各ロック関数は、成功した場合はゼロ以外を返します。 それ以外の場合は、次のエラーが発生します:
mysql> SELECT version_tokens_lock_shared('lock1', 'lock2', 0);
+-------------------------------------------------+
| version_tokens_lock_shared('lock1', 'lock2', 0) |
+-------------------------------------------------+
| 1 |
+-------------------------------------------------+
mysql> SELECT version_tokens_lock_shared(NULL, 0);
ERROR 3131 (42000): Incorrect locking service lock name '(null)'.

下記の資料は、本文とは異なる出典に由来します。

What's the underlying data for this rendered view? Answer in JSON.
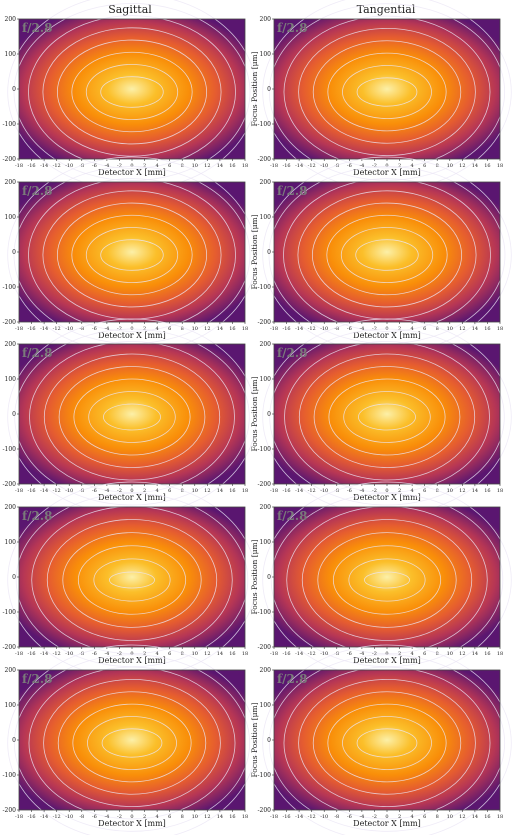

バージョントークンロック機能を使用したロックは勧告です。アプリケーションは協調する必要があります。
存在しないトークン名をロックできます。 トークンは作成されません。
バージョントークンロック関数は、セクション5.6.8.1「ロックサービス」 で説明されているロックサービスに基づいているため、共有ロックと排他ロックのセマンティクスは同じです。 (バージョントークンは、ロックサービス UDF インタフェースではなく、サーバーに組み込まれたロックサービスルーチンを使用するため、バージョントークンを使用するためにこれらの UDF をインストールする必要はありません。) バージョントークンによって取得されたロックは、version_token_locks
のロックサービスネームスペースを使用します。 ロックサービスのロックはパフォーマンススキーマを使用してモニターできるため、これはバージョントークンロックにも当てはまります。 詳細は、ロックサービスの監視を参照してください。
バージョントークンロック関数の場合、トークン名引数は指定したとおりに正確に使用されます。 前後の空白は無視されず、=
および;
文字は許可されます。 これは、バージョントークンが単にロック対象のトークン名をロックサービスにそのまま渡すためです。